When the police were gone Jim looked about him in search of Ryder, but his acquaintance had disappeared. As his friendship with Aurora Griffiths ripened, Done shook off thoughts of Lucy Woodrow, since they never came without an underlying sense of accusation. He was enjoying his present life to the full. In his heart was a great kindness towards the people with whom he mingled. He was naturally sociable, a lover of his kind, and recognised now that half the torment of his life since coming to manhood had arisen from his isolation, from the lack of opportunities of gratifying this affection. He admired Aurora, comparing her with his youthful ideal, the strong animal, self-reliant, careless of custom. True, she lacked the intellectual superiority with which he had endowed his defiant Dulcinea, but he had even forgotten to take delight in his own mental excellence of late, so that did matter. He only concerned himself with living now. He was quite at his ease in Aurora's society, and the atmosphere on the Kyley establishment pleased him. The place was full of interest, but his warmest interest was in the full-blooded pagan who officiated as Hebe to the assembled diggers.

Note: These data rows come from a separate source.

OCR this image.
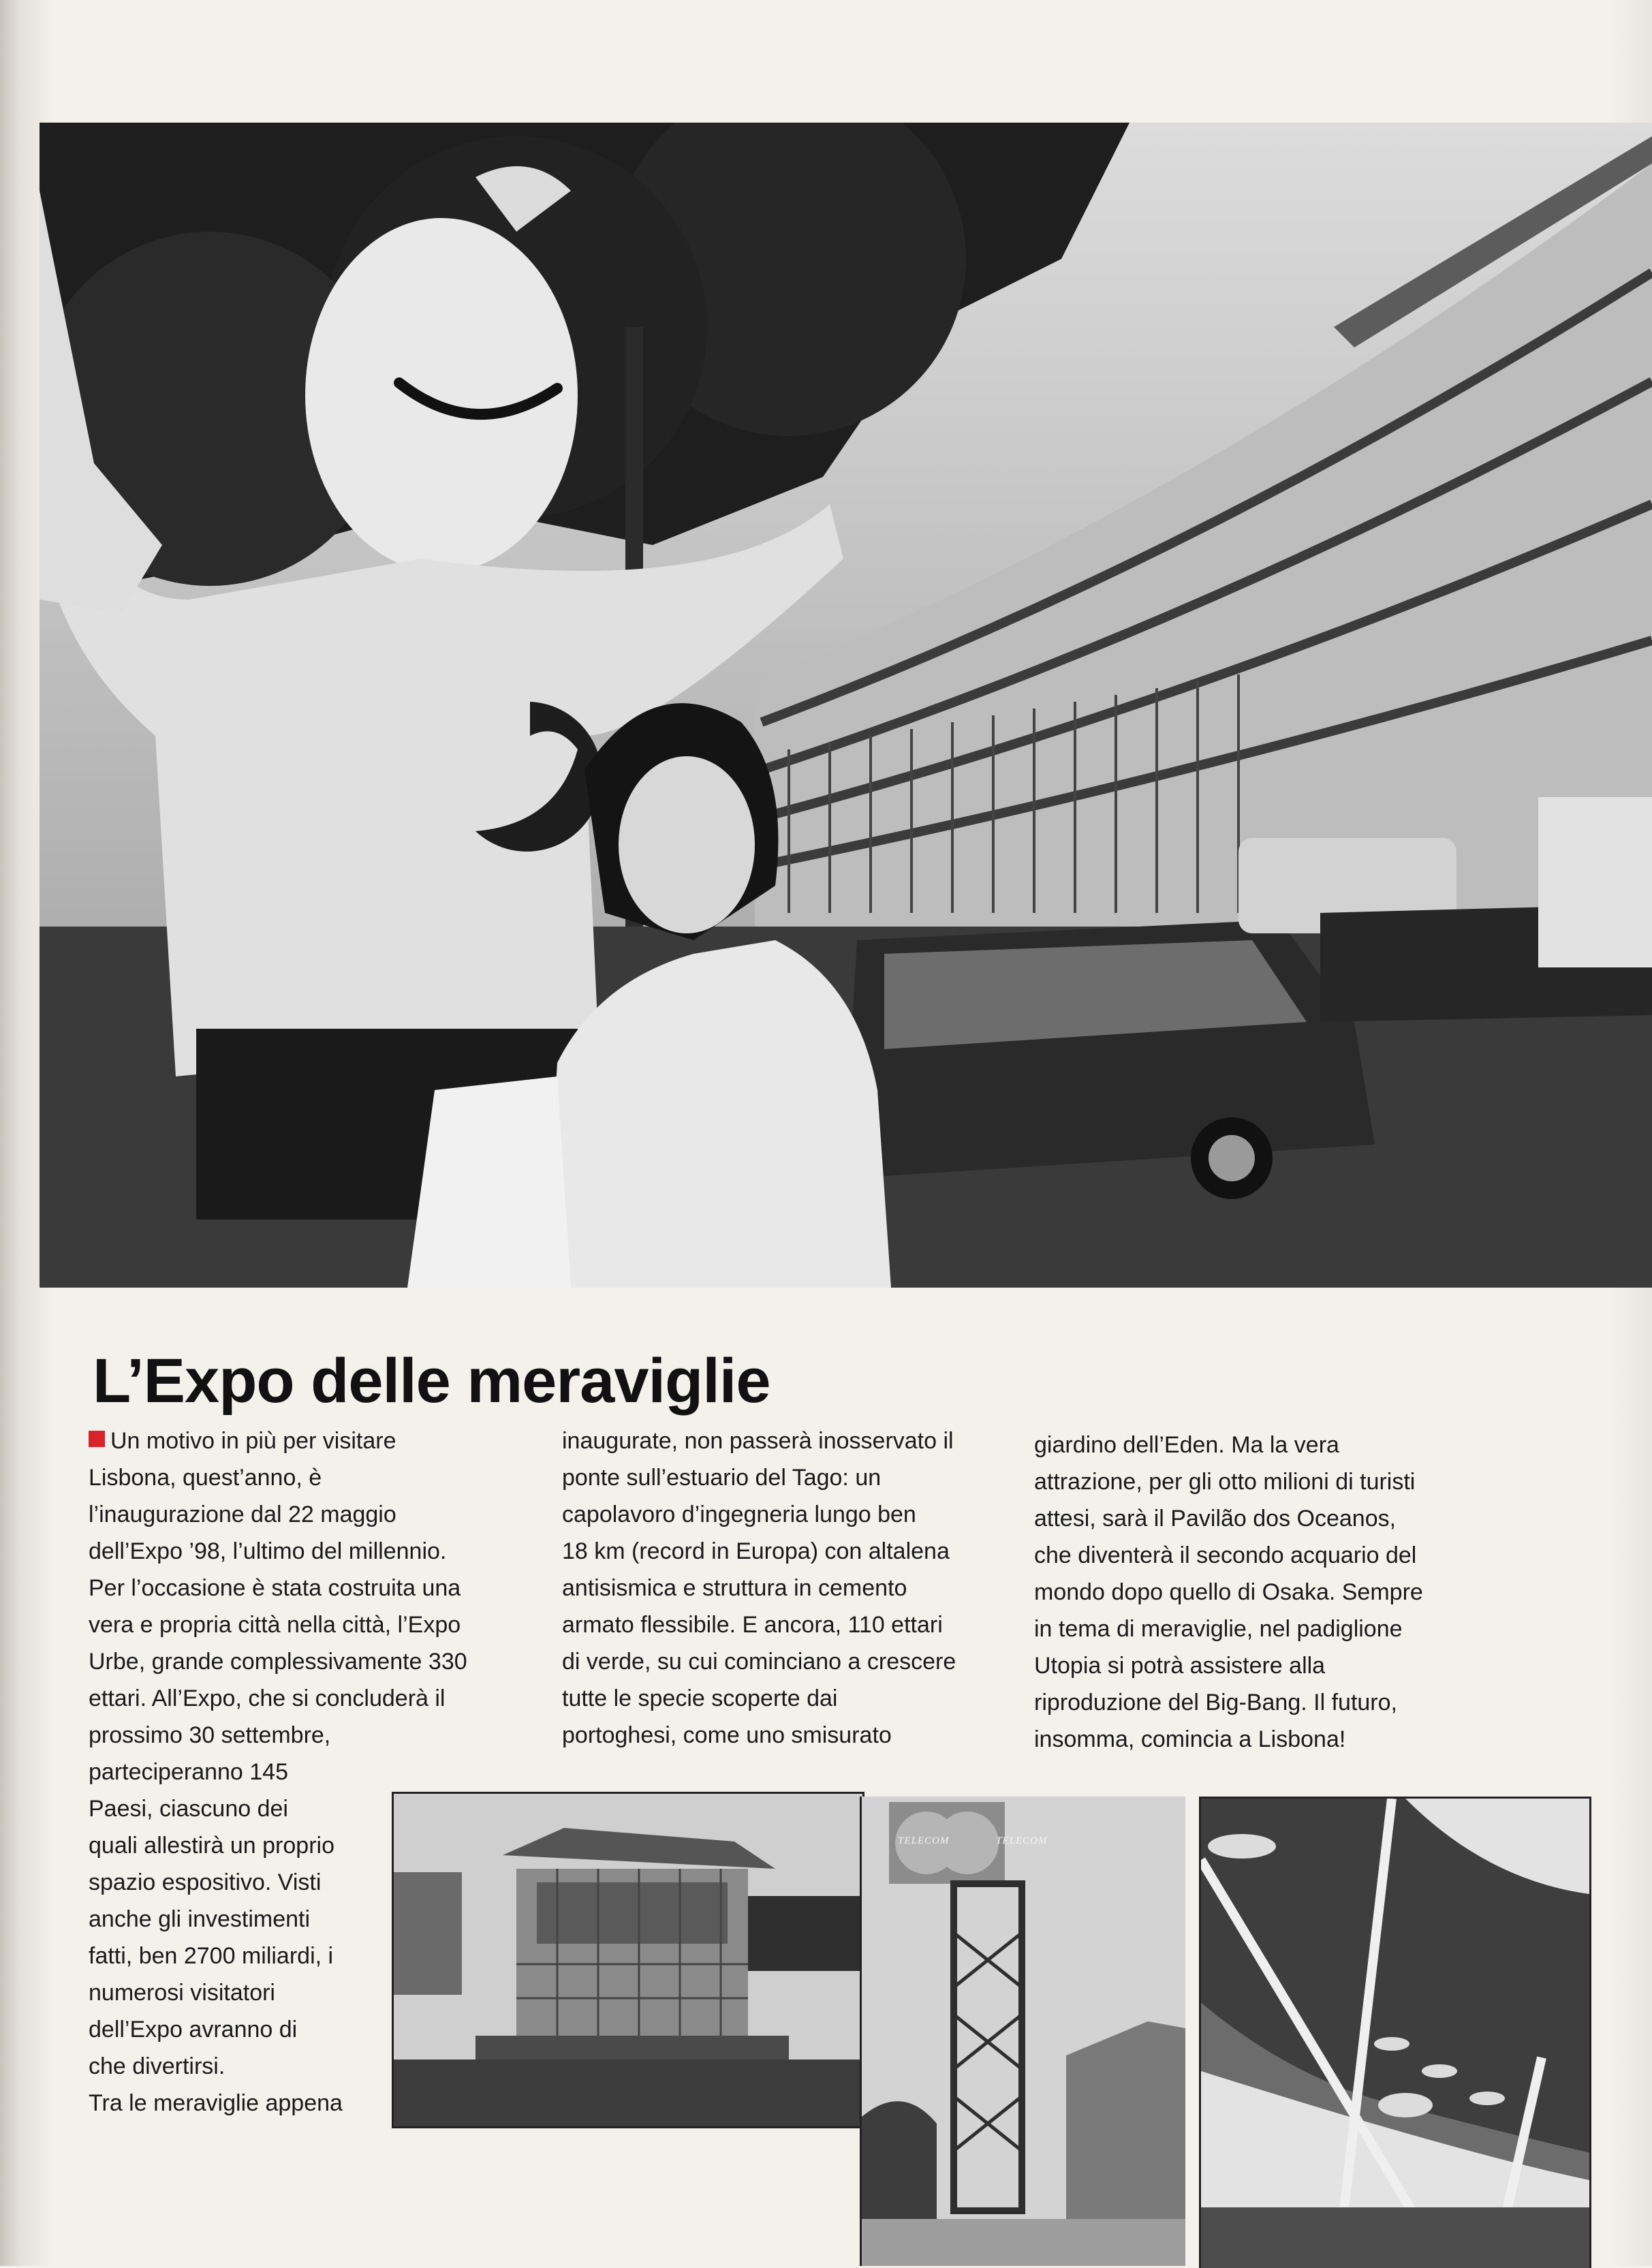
L’Expo delle meraviglie

Un motivo in più per visitare

Lisbona, quest’anno, è

l’inaugurazione dal 22 maggio

dell’Expo ’98, l’ultimo del millennio.

Per l’occasione è stata costruita una

vera e propria città nella città, l’Expo

Urbe, grande complessivamente 330

ettari. All’Expo, che si concluderà il

prossimo 30 settembre,

parteciperanno 145

Paesi, ciascuno dei

quali allestirà un proprio

spazio espositivo. Visti

anche gli investimenti

fatti, ben 2700 miliardi, i

numerosi visitatori

dell’Expo avranno di

che divertirsi.

Tra le meraviglie appena

inaugurate, non passerà inosservato il

ponte sull’estuario del Tago: un

capolavoro d’ingegneria lungo ben

18 km (record in Europa) con altalena

antisismica e struttura in cemento

armato flessibile. E ancora, 110 ettari

di verde, su cui cominciano a crescere

tutte le specie scoperte dai

portoghesi, come uno smisurato

giardino dell’Eden. Ma la vera

attrazione, per gli otto milioni di turisti

attesi, sarà il Pavilão dos Oceanos,

che diventerà il secondo acquario del

mondo dopo quello di Osaka. Sempre

in tema di meraviglie, nel padiglione

Utopia si potrà assistere alla

riproduzione del Big-Bang. Il futuro,

insomma, comincia a Lisbona!

TELECOM	TELECOM
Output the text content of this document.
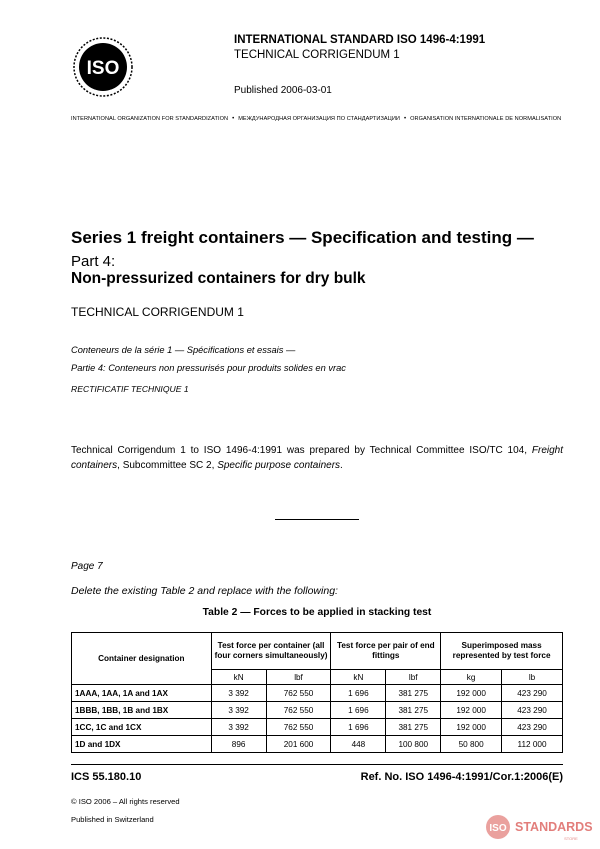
ISO
INTERNATIONAL STANDARD ISO 1496-4:1991
TECHNICAL CORRIGENDUM 1
Published 2006-03-01
INTERNATIONAL ORGANIZATION FOR STANDARDIZATION • МЕЖДУНАРОДНАЯ ОРГАНИЗАЦИЯ ПО СТАНДАРТИЗАЦИИ • ORGANISATION INTERNATIONALE DE NORMALISATION
Series 1 freight containers — Specification and testing —
Part 4:
Non-pressurized containers for dry bulk
TECHNICAL CORRIGENDUM 1
Conteneurs de la série 1 — Spécifications et essais —
Partie 4: Conteneurs non pressurisés pour produits solides en vrac
RECTIFICATIF TECHNIQUE 1
Technical Corrigendum 1 to ISO 1496-4:1991 was prepared by Technical Committee ISO/TC 104, Freight containers, Subcommittee SC 2, Specific purpose containers.
Page 7
Delete the existing Table 2 and replace with the following:
Table 2 — Forces to be applied in stacking test
Container designation	Test force per container (all four corners simultaneously)		Test force per pair of end fittings		Superimposed mass represented by test force	
	kN	lbf	kN	lbf	kg	lb
1AAA, 1AA, 1A and 1AX	3 392	762 550	1 696	381 275	192 000	423 290
1BBB, 1BB, 1B and 1BX	3 392	762 550	1 696	381 275	192 000	423 290
1CC, 1C and 1CX	3 392	762 550	1 696	381 275	192 000	423 290
1D and 1DX	896	201 600	448	100 800	50 800	112 000
ICS 55.180.10	Ref. No. ISO 1496-4:1991/Cor.1:2006(E)
© ISO 2006 – All rights reserved
Published in Switzerland
ISO STANDARDS
STORE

He had quite respectable qualms at times, seeing her the object of so much rough gallantry--qualms he stifled instantly as being in flat rebellion to his fine philosophy of individualism as applied to behaviour. His rights of man must be rights of women too. But, for all that, there was much comfort in the belief that Aurora showed no preference elsewhere. Quigley's prominence as a suitor was not due to any partiality on the part of the girl, but rather to Quigley's own aggressive character, and his imperturbability under her eloquent banter. To be sure, she persisted in treating Jim as an interesting boy, a line of conduct he found somewhat absurd, but which was partly the vein of her humour, and partly due to his inexperience in the role of Don Juan.
So the merry months passed, and the mates worked claim after claim on Diamond Gully, doing much prospecting work and sinking sundry duffers, but unearthing sufficient gold to make Done's riches a good deal of a nuisance to him, although translated into the biggest bank-notes available. During all this time Quigley's dislike for Jim was only kept within bounds by the vein of flippancy that ran through Aurora's demonstrations of preference for the younger man. The quarrel was inevitable, however, and it was precipitated by a half-drunken demonstration of affection towards Aurora on Quigley's part, which the girl resented with a savageness that betrayed an unexpected trait.
One Saturday night Done and Burton were partners in a four-handed game of euchre going on at one of the tables, when a sudden disturbance arose at the counter. Mrs. Ben Kyley's familiar rum-jug crashed and flew to pieces on the table amongst the men. The players were on their feet in an instant. At the other end of the compartment Aurora was struggling in the hands of Pete Quigley. Pete held her wrists firmly, and Aurora's fingers clutched the neck of a bottle. Her face was distorted with passion, no trace of its habitual humour remained; the fury of a mountain cat blazed in her eyes, her lips were drawn back from her large white teeth, which were clenched with a biting vindictiveness. The other men reseated themselves, watching the struggle without much concern. Mrs. Kyley shouted an uncomplimentary summary of Quigley's character from behind the counter. Jim alone advanced to interfere.